La Iglesia, aunque nos proyecta hacia la eternidad, aparece en el tiempo, y, aunque es universal, acontece en un territorio concreto, llamado Iglesia particular o diócesis. La razón es la sucesión apostólica en la persona del obispo. Sin embargo y teniendo en cuenta este fundamento, será necesaria la visión de fe y la pertenencia efectiva y cordial para poder entender su misterio y el lugar decisivo que ocupa en la vida de un cristiano. Esto es lo que hay que asegurar de entrada. De la Iglesia se puede tener una visión sociológica, histórica, arqueológica, mediática, poética, sentimental, emotiva, también especulativa, artística, etc. y ser irreconocible. Hace falta tener una visión sacramental, la que nos capacita para ver en ella con los ojos de la fe y descubrir en aquello que es visible, lo invisible, lo trascendente, Dios mismo.

Os invito, pues, a trabajar esta antigua y siempre nueva "forma de ver". Dios nos hace el don de esta visión que da interioridad y profundidad a la vida, pero también se sirve de mediaciones para hacérnoslo presente. La primera mediación para ver, escuchar y entender a Dios es Jesucristo ("quien me va a mi ve al Padre", dice Jesús) y la otra mediación somos nosotros, la Iglesia, ("el que os acoge a vosotros, a mí me acoge", "Todo lo que hicisteis a uno de estos hermanos más pequeños, a mí me lo hicisteis", es la identificación de Jesús).
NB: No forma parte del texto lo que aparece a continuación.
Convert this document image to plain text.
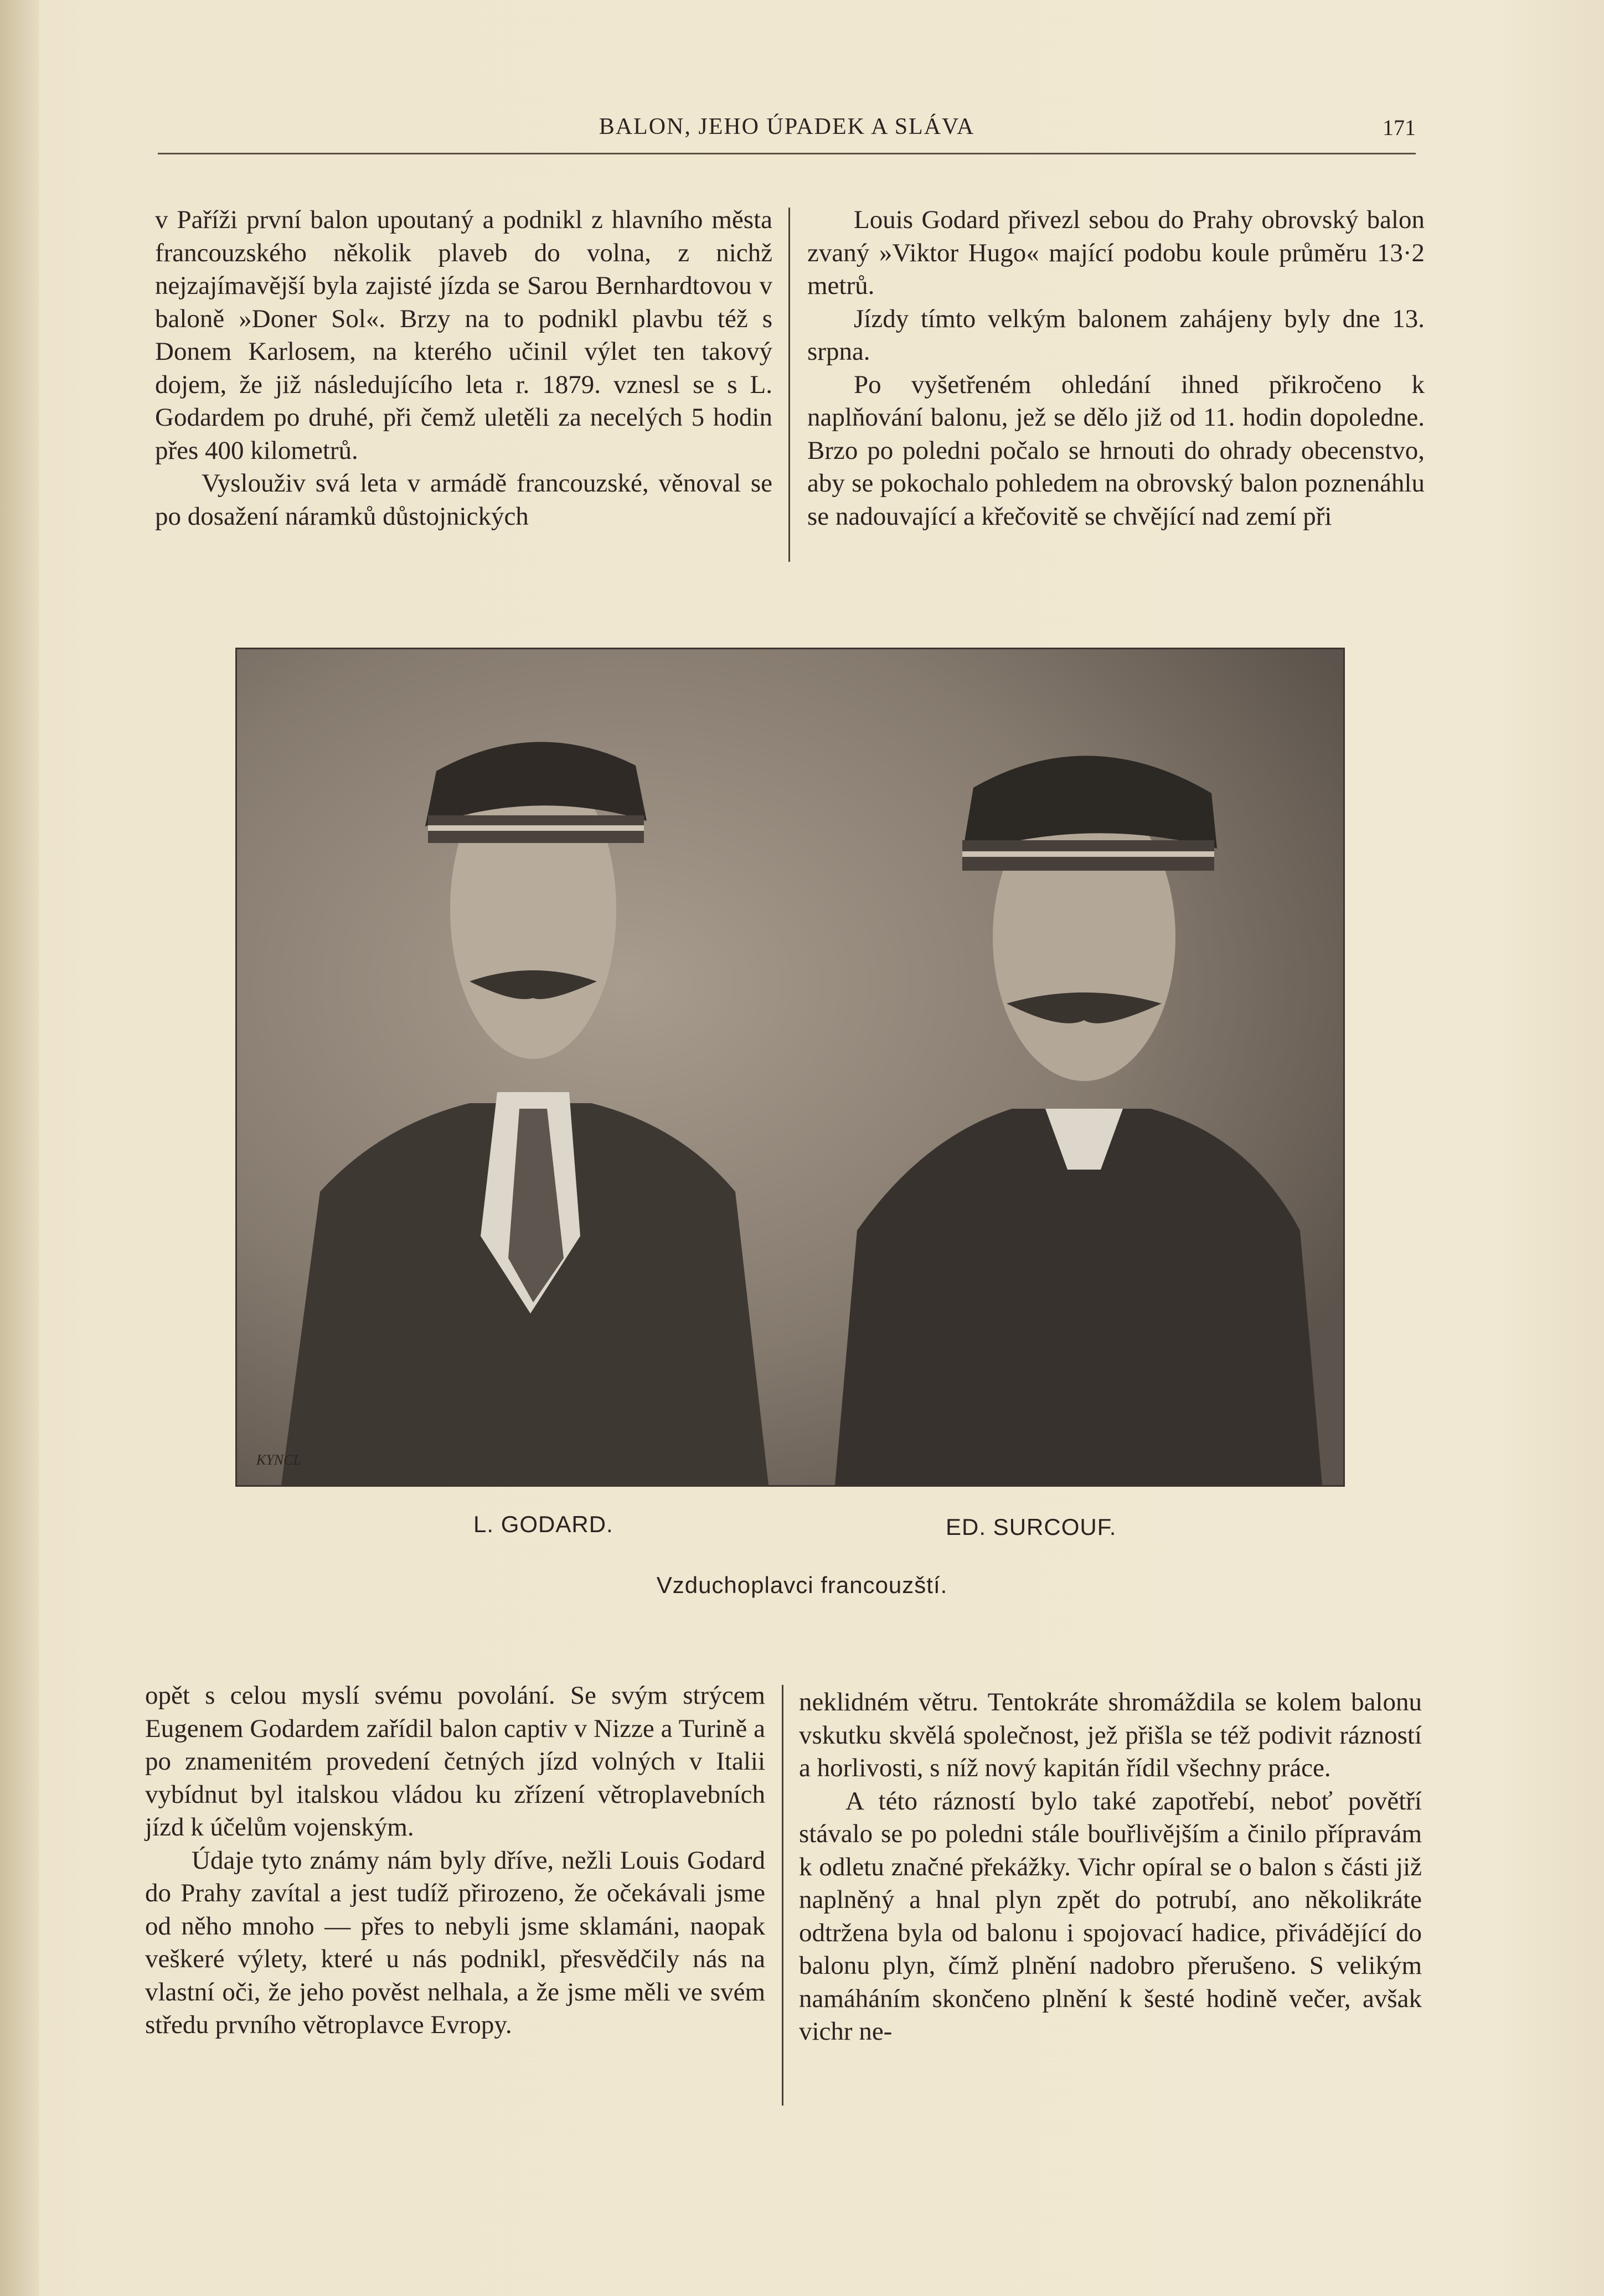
BALON, JEHO ÚPADEK A SLÁVA	171

v Paříži první balon upoutaný a podnikl z hlavního města francouzského několik plaveb do volna, z nichž nejzajímavější byla zajisté jízda se Sarou Bernhardtovou v baloně »Doner Sol«. Brzy na to podnikl plavbu též s Donem Karlosem, na kterého učinil výlet ten takový dojem, že již následujícího leta r. 1879. vznesl se s L. Godardem po druhé, při čemž uletěli za necelých 5 hodin přes 400 kilometrů.

Vyslouživ svá leta v armádě francouzské, věnoval se po dosažení náramků důstojnických

Louis Godard přivezl sebou do Prahy obrovský balon zvaný »Viktor Hugo« mající podobu koule průměru 13·2 metrů.

Jízdy tímto velkým balonem zahájeny byly dne 13. srpna.

Po vyšetřeném ohledání ihned přikročeno k naplňování balonu, jež se dělo již od 11. hodin dopoledne. Brzo po poledni počalo se hrnouti do ohrady obecenstvo, aby se pokochalo pohledem na obrovský balon poznenáhlu se nadouvající a křečovitě se chvějící nad zemí při

KYNCL
L. GODARD.	ED. SURCOUF.
Vzduchoplavci francouzští.

opět s celou myslí svému povolání. Se svým strýcem Eugenem Godardem zařídil balon captiv v Nizze a Turině a po znamenitém provedení četných jízd volných v Italii vybídnut byl italskou vládou ku zřízení větroplavebních jízd k účelům vojenským.

Údaje tyto známy nám byly dříve, nežli Louis Godard do Prahy zavítal a jest tudíž přirozeno, že očekávali jsme od něho mnoho — přes to nebyli jsme sklamáni, naopak veškeré výlety, které u nás podnikl, přesvědčily nás na vlastní oči, že jeho pověst nelhala, a že jsme měli ve svém středu prvního větroplavce Evropy.

neklidném větru. Tentokráte shromáždila se kolem balonu vskutku skvělá společnost, jež přišla se též podivit rázností a horlivosti, s níž nový kapitán řídil všechny práce.

A této rázností bylo také zapotřebí, neboť povětří stávalo se po poledni stále bouřlivějším a činilo přípravám k odletu značné překážky. Vichr opíral se o balon s části již naplněný a hnal plyn zpět do potrubí, ano několikráte odtržena byla od balonu i spojovací hadice, přivádějící do balonu plyn, čímž plnění nadobro přerušeno. S velikým namáháním skončeno plnění k šesté hodině večer, avšak vichr ne-
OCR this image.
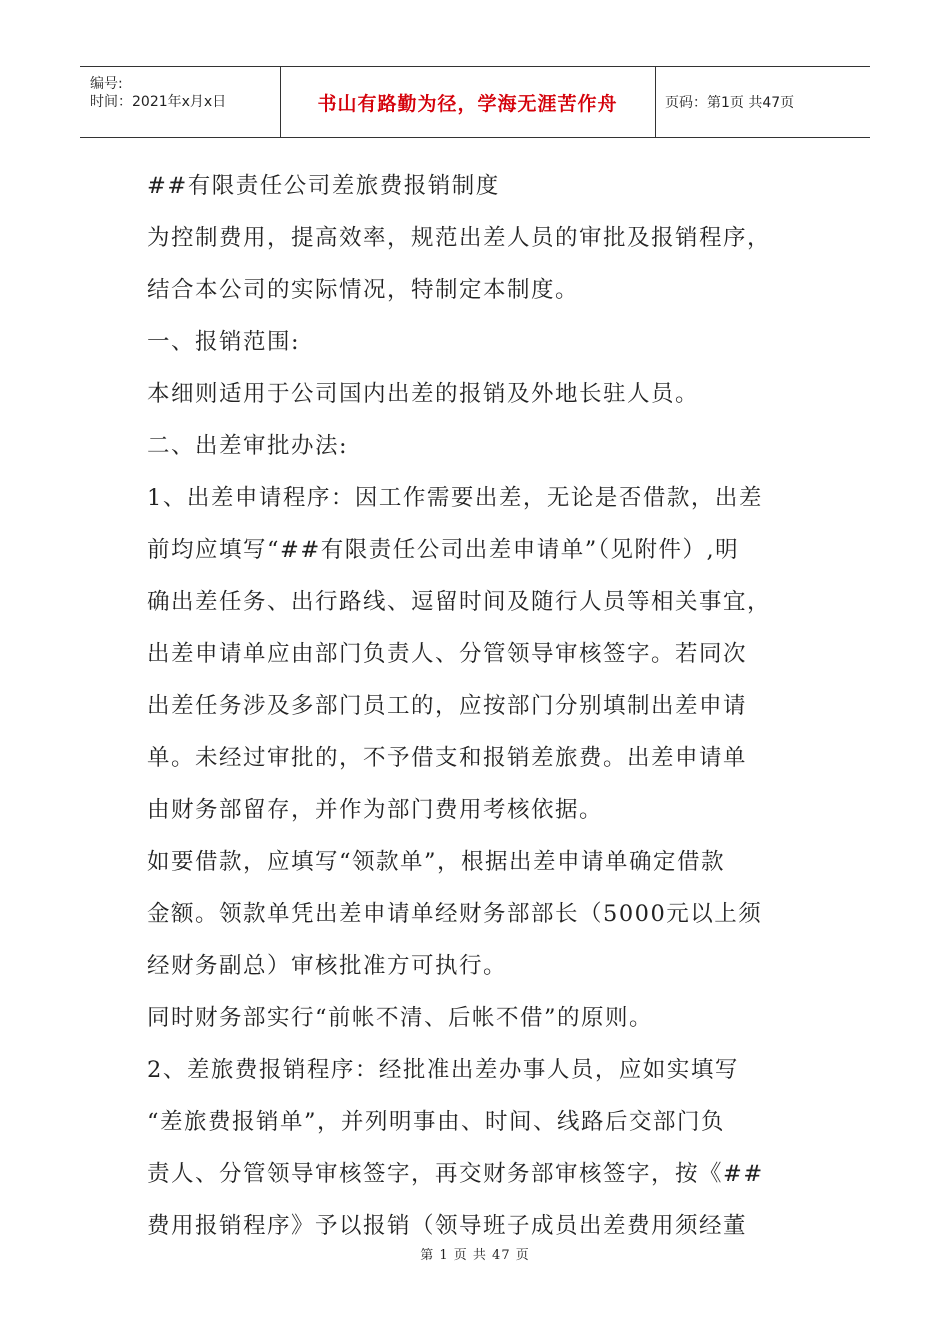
编号:
时间：2021年x月x日	书山有路勤为径，学海无涯苦作舟	页码：第1页 共47页
##有限责任公司差旅费报销制度
为控制费用，提高效率，规范出差人员的审批及报销程序，
结合本公司的实际情况，特制定本制度。
一、报销范围:
本细则适用于公司国内出差的报销及外地长驻人员。
二、出差审批办法:
1、出差申请程序：因工作需要出差，无论是否借款，出差
前均应填写“##有限责任公司出差申请单”（见附件）,明
确出差任务、出行路线、逗留时间及随行人员等相关事宜，
出差申请单应由部门负责人、分管领导审核签字。若同次
出差任务涉及多部门员工的，应按部门分别填制出差申请
单。未经过审批的，不予借支和报销差旅费。出差申请单
由财务部留存，并作为部门费用考核依据。
如要借款，应填写“领款单”，根据出差申请单确定借款
金额。领款单凭出差申请单经财务部部长（5000元以上须
经财务副总）审核批准方可执行。
同时财务部实行“前帐不清、后帐不借”的原则。
2、差旅费报销程序：经批准出差办事人员，应如实填写
“差旅费报销单”，并列明事由、时间、线路后交部门负
责人、分管领导审核签字，再交财务部审核签字，按《##
费用报销程序》予以报销（领导班子成员出差费用须经董
第 1 页 共 47 页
Tanto en un caso como en otro, todo el Evangelio es una invitación a hacer este ejercicio de nueva "visión", de mirar con los ojos con los que Dios nos mira. Se trata de un cambio de ojos (cf. Lc 24, 11-35 = Emaús: "se les abrieron los ojos y le reconocieron". Aquí hay algo importante que retener y que ha de iluminar nuestra visión y experiencia de Iglesia: el encuentro y la decisión por el seguimiento de Jesús. Esta fue la experiencia de los apóstoles, la razón profunda de su seguimiento, su impulso evangelizador y la fuerza definitiva en el momento del martirio. Somos Iglesia, el grupo que sigue a Jesús en este momento crucial de nuestra historia. "¡No tengáis miedo!" –nos dice Él– que "¡Yo estoy con vosotros!". Somos una gran familia, la familia de los hijos e hijas de Dios.